Итак, забота о вверенных мне Юлией Андреевной курах меня не обременяла, за исключением трех или четырех ночей, в которые, преодолевая укоренившуюся в курах привычку, я занимался их переселением из летнего курятника в зимний, ловя их, всполошившихся, за что попало в темном и загроможденном сарае — летнем курятнике — и по одной, по две и по три таская в более утепленное помещение — зимний курятник, где каждый раз еще с полчаса светил им, курам моим, свечкой в окошко, чтобы они могли угомониться, рассевшись там на специально приготовленных мною жердях. Забота о курах меня не обременяла, за исключением еще тех случаев, когда куры от набегов все той же собачки, оставляя на родной усадьбе лишь сырые перья, разбегались, попутно взлетая на дома и сараи, далеко по окрестностям и в ближайший лесок, откуда я потом с помощью доброжелательно настроенных соседей изгонял некоторых из них восвояси, на собственную их территорию (остальные же, обычно, возвращались к утру самостоятельно). За исключением всех этих случаев, мои заботы о курах сводились лишь к их незатейливому кормлению: утром и вечером — пшено, по полкилограмма пшена (28 копеек за килограмм), пшено они явно предпочитали другим крупам, перловке например, — недаром в поговорке: «голодной курице просо снится» упоминается именно просо, а не что-либо иное; в обед же, если не было завозимого Юлией Андреевной из города своеобразного, но очень питательного комбикорма, я варил курам картофель в мундире, из которого с помощью пустой поллитровой бутылки наминал солидную кастрюлю прекрасного картофельного пюре, которое куры с большим удовольствием, правда, в несколько приемов, но до последней крошки поедали…

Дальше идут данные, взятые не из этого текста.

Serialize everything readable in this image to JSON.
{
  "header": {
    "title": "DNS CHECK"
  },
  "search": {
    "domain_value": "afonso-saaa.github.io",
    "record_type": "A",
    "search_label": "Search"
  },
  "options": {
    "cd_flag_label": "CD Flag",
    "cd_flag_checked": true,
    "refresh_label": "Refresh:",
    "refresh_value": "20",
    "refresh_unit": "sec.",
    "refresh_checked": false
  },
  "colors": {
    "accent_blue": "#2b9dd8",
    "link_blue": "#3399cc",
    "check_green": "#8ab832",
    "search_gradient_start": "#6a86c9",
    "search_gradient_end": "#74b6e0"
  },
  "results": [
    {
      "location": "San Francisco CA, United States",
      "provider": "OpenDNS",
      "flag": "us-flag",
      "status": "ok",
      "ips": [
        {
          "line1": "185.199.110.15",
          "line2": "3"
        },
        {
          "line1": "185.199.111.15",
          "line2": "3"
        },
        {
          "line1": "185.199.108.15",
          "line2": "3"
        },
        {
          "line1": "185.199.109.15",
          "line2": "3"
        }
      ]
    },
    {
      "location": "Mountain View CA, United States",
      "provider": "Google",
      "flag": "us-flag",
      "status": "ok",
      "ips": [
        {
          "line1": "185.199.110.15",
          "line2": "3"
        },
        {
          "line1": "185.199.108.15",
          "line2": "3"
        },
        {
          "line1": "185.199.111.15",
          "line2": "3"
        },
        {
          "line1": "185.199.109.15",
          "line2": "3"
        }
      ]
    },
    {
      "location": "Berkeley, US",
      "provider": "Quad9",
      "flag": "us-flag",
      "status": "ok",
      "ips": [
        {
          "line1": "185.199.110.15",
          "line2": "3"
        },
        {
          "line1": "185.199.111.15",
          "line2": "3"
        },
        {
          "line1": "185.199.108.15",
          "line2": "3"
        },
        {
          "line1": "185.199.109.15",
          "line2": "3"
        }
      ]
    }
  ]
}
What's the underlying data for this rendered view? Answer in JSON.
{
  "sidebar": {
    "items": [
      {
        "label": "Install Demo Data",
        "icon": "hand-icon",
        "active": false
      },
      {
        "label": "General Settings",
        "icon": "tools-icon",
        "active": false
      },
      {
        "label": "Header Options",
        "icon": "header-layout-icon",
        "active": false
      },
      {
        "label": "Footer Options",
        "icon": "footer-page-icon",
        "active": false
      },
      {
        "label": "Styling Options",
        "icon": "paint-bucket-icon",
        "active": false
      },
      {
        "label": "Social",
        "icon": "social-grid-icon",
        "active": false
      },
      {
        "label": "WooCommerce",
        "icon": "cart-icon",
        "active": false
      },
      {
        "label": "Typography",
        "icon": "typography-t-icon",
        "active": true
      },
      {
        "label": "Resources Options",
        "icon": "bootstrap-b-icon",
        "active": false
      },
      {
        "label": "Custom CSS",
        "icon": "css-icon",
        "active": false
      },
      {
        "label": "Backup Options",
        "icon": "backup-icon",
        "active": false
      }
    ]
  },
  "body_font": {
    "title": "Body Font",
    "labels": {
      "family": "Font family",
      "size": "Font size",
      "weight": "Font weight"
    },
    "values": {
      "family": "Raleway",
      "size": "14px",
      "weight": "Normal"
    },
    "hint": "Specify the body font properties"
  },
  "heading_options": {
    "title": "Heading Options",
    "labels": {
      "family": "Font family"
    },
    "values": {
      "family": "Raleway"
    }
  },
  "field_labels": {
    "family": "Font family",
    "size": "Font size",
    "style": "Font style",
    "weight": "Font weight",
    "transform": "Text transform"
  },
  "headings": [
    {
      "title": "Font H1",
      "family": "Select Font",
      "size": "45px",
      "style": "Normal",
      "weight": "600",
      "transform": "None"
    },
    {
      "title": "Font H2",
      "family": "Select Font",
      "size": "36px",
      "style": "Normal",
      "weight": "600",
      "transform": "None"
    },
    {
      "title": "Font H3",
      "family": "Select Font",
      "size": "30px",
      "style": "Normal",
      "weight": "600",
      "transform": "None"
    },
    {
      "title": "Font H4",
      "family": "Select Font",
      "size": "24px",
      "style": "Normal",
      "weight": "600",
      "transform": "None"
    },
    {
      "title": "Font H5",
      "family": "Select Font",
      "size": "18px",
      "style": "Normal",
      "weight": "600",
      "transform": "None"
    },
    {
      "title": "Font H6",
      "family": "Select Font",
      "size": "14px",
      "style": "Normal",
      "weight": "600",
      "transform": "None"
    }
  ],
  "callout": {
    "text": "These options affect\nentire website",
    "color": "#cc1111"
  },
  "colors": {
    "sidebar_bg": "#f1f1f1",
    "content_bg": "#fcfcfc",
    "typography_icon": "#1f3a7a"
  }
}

Нет, пожалуй, другого живого существа, которое мы бы почти с самого раннего детства знали лучше, чем курицу. Еще толком не умея говорить, мы знакомимся, например, с курочкой Рябой, которая так заботливо утешает плачущих деда и бабу; или трогательно умиляемся на распушившуюся на острастку всем своим врагам, нервно квохчущую наседку с ее крохотными жалостливо попискивающими цыплятками. В период курочки Рябы мы, если встречаемся с такой наседкой, то с опаской пятимся от нее, разговаривая с ней на равных, даже с долей почтения, даже с подобострастием, оттенки эти зависят от тактического взаимоположения нас, наседки, окружающих заборов, стен дома и сарая. Но проходит время, и мы чаще всего уже больше не разговариваем с курами, а в лучшем случае наблюдаем, если придется, как то и дело неожиданно вспыхивают петушиные драки, как дерутся между собой, закаляя свое геройство и выхваляясь перед молоденькими подружками петушки-отроки и петухи-юноши. Еще чуть позднее, как-нибудь ненароком, сидя на крылечке, мы с беспокойством начинаем замечать и другие аспекты куриной жизни. Бывает, внимание наше как-то отмечает ту или иную курицу. Бывает, какая-нибудь солидная, матерая, мужеподобная кура, со свисающим на глаза — на глаз, вернее, — гребнем, с нахально-циничными повадками, несимпатичная нам кура, вдруг напоминает нам какую-нибудь отдаленно знакомую по городу коммунальную тетку, курящую и разговаривающую грубым, осипшим голосом. Но кроме куриных антипатий бывают в детстве и куриные симпатии. Бывает, купят курицу на базаре и под давлением нашей мольбы ей оставляют жизнь и отдают ее под наше покровительство. Это, обычно, хорошенькая, аккуратненькая, даже, может быть, особенно женственная, какая-нибудь на этот раз уже живая курочка Ряба, лично для нас несущая тепленькие яички, которая держится немного в стороне от хозяйских кур и к которой все так привязываются к концу лета, что об употреблении ее в суп уже не может быть и речи, и она попадает в суп уже после нашего отъезда, безвозмездно оставленная хозяевам на их заботу и попечение.